Union Pacific

The federal court has ordered Union Pacific and the city of Palestine to enter into mediation.

Federal courts have ordered Union Pacific and the City of Palestine to find a mediator by April to negotiate a compromise between the two sides. Such an agreement could avert a lengthy and costly trial over UP's suit to scrap its 150-year-old contract with the city and county and remove 65 local employees.

Under the court order, both parties have until August to find middle ground. They then have until January – 28 days before a potential trial – to settle the matter.

State and federal courts require litigants to enter into mediation. “We'll follow the rules of the court and mediate, but we still intend to win,” Palestine Mayor Steve Presley told the Herald-Press. “Mediation is not giving up – it's just something the court requires.”

Union Pacific's case against Palestine and Anderson County is still scheduled to be heard in federal court next February – if a compromise is not reached before then.

At issue, if mediation talks fail, is whether federal or district court should decide the case. Attorney James Allison, of Allison, Bass & Magee, the Austin law firm representing the city and county, wants the trial moved out of federal court.
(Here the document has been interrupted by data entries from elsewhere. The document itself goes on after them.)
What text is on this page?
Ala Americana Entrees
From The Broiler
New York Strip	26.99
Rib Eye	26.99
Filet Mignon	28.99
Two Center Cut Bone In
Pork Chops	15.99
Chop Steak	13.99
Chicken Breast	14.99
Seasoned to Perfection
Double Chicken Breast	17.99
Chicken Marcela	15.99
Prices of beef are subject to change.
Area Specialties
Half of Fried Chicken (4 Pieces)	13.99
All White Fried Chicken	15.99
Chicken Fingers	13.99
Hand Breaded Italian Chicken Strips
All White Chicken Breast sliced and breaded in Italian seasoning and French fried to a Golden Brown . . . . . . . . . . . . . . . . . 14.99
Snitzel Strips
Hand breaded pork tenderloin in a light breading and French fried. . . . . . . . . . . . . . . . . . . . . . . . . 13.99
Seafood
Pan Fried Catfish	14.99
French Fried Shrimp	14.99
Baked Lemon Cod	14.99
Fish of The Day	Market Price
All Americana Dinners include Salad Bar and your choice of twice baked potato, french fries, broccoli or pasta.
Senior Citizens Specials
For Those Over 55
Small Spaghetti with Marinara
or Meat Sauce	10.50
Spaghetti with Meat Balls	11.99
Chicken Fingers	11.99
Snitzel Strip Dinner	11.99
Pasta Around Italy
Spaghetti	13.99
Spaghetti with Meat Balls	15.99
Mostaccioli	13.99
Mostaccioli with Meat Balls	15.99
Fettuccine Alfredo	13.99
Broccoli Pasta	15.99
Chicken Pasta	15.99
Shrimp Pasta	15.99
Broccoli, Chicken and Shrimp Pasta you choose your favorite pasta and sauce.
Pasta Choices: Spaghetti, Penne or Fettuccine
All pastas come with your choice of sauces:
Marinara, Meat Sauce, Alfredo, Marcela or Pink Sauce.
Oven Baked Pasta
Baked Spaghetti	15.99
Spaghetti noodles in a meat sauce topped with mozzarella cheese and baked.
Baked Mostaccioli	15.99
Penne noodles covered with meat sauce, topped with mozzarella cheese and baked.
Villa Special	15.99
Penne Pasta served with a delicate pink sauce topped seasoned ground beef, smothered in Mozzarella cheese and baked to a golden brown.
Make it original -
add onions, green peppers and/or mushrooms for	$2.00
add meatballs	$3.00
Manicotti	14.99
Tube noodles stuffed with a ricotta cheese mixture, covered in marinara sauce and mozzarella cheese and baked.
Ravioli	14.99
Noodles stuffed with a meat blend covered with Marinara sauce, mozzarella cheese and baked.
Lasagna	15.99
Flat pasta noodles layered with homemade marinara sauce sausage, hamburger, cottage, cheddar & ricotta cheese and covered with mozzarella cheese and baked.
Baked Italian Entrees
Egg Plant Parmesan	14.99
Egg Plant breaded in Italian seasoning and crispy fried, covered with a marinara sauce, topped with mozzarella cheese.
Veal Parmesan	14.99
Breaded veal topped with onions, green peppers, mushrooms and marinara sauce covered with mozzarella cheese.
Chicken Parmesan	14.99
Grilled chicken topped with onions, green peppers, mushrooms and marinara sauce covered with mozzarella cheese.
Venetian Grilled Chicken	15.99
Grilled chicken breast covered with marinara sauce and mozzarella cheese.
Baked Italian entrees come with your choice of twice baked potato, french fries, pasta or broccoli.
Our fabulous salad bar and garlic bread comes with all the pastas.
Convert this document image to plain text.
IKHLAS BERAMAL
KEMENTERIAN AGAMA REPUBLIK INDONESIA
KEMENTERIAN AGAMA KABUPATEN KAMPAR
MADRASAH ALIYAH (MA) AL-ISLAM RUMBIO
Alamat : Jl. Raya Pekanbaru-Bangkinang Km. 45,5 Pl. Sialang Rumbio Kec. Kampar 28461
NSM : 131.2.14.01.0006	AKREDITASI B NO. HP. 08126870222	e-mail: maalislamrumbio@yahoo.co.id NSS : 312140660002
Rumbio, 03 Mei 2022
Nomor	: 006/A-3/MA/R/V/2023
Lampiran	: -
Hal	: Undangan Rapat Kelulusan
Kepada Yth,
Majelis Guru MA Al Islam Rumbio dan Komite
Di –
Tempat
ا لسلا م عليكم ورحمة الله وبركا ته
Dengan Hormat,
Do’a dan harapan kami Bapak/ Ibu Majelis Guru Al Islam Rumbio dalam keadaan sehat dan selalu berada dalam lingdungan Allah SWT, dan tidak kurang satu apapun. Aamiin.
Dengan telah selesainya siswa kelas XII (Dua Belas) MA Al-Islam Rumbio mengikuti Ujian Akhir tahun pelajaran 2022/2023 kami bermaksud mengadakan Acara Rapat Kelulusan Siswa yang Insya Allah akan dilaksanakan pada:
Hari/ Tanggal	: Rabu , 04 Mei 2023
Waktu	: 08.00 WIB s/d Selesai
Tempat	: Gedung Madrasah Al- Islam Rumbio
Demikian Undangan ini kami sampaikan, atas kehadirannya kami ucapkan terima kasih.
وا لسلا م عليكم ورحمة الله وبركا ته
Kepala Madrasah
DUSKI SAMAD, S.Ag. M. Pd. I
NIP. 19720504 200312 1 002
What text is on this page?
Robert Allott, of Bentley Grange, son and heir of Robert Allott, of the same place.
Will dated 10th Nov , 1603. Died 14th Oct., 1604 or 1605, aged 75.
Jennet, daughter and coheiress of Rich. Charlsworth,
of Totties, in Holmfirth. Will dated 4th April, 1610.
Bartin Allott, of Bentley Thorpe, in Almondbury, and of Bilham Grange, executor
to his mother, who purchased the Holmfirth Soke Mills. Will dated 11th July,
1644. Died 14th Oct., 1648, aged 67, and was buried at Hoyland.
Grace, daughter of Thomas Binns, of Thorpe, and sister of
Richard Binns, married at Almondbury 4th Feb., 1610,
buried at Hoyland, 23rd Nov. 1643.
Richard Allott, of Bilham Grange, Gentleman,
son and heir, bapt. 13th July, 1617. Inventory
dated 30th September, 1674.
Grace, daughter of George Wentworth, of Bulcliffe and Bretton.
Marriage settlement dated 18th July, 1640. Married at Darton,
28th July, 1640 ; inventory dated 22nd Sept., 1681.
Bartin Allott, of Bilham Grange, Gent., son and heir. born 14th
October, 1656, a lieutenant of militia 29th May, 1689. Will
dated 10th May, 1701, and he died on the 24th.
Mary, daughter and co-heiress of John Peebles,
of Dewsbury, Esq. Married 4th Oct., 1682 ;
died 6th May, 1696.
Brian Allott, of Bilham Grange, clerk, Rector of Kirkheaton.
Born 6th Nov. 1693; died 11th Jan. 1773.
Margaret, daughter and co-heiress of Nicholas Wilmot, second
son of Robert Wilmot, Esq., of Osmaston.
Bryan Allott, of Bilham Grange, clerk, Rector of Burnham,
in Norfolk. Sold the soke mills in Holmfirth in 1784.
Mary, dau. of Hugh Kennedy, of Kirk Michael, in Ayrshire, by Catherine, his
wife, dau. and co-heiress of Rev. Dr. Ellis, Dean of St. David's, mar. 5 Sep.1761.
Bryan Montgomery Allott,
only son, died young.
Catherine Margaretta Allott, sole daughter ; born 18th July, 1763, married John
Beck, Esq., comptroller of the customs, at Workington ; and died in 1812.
UP lawyers want the case to remain in federal court because, they argue, federal law pre-empts a 1954 contract that validates the railroad's current agreement with the city and county. Attorneys for the city argue UP has no legal standing to contest the 1954 agreement.

Union Pacific maintains it is based in Nebraska, thereby requiring federal court to hear the case. Palestine claims the company also has a home base in Houston, in which case district court would preside.

In November, Union Pacific filed suit in federal court to scrap its contract with the city.

The contract stipulates that Union Pacific will retain a facility and certain number of employees in Palestine – currently set at 65.